The surprising thing is that the woman's response was not surprising.

Government's say-nothing-without-permission attitude is now so pervasive that bureaucrats have a Pavlovian shock-treatment fear of the media, even when the questions have no hint of politics to them.

In the olden days, if you were a reporter with a question about, say, gravel, you would phone the government's gravel expert, who, suitably buried in a long-forgotten cubbyhole in the dank basement of a 1950s office building, would be so thrilled that someone actually wanted to talk to him about his passion that he would quiver until the rocks fell off his desk and keep blabbing about gravel until you had to fake a seizure to get off the line.

Now, instead of talking to the person with actual expertise, you get diverted to a pleasant, efficient communications professional whose job it is to ensure that you know that British Columbia is the best darn place on earth to mine/protect/invest in gravel, thanks to Comrade Brezhnev, or whoever the minister happens to be after the most recent cabinet shuffle.

Would you like to speak to the minister?

No, you really wouldn't, because you know that while the minister is a reasonably intelligent, well-intentioned person, he or she is in real life a florist from North Vancouver whose knowledge of gravel is limited to whatever it says on the briefing notes hastily assembled by the frightening young sharks whose job it is to ensure that whatever they make you swallow tastes like Kool-Aid. If the minister strays off script, he or she will wind up sharing a next-to-the-boiler-room office with the gravel guy.

At least the minister is a human. Sometimes you don't get to interview a person at all. Instead, you wait patientlyish for an e-mail with a carefully-crafted answer to a question you didn't ask ("Olympics have $14-million spin-off effect on gravel industry, minister says").

Still, the provincial government is way more open than the feds, who sound both shocked and offended to hear from someone from "the regions," as those in Ottawa refer to Saskatchewan, or Maniscotia or wherever we are. You're in one of those flat provinces that make wheat or cows or something, right? In any case, they couldn't possibly deal with your query until the story in question is long dead. Ottawa has turned obstruction into an art form.

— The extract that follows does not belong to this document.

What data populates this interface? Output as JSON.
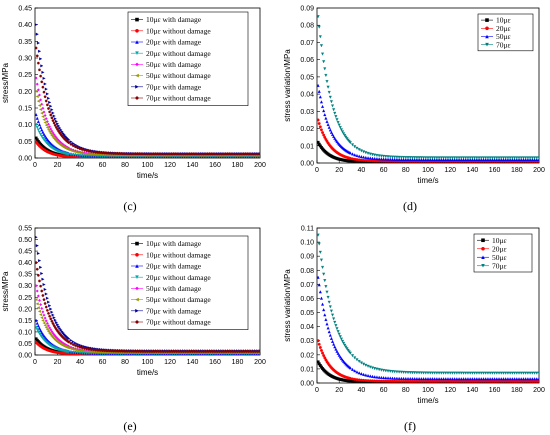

Your local council might be no better. Secrecy and message control has spread to all levels of government. There was a nasty little spat in North Saanich this week when two newly-elected councillors balked at being asked to swear an oath that included a promise not to divulge council secrets discussed behind closed doors.

The rookies saw this as an attempt to intimidate and gag them, as the no-telling-secrets section, which carries the warning that any councillor who blabs may be held liable, was only added to the oath last week.

Here's what the oath really should say: "I promise not to discuss in secret anything that should properly be debated in public, which is pretty much everything. If caught breaking that promise, I will knock on the door of every constituent and personally apologize for betraying their trust. It's their government, not mine."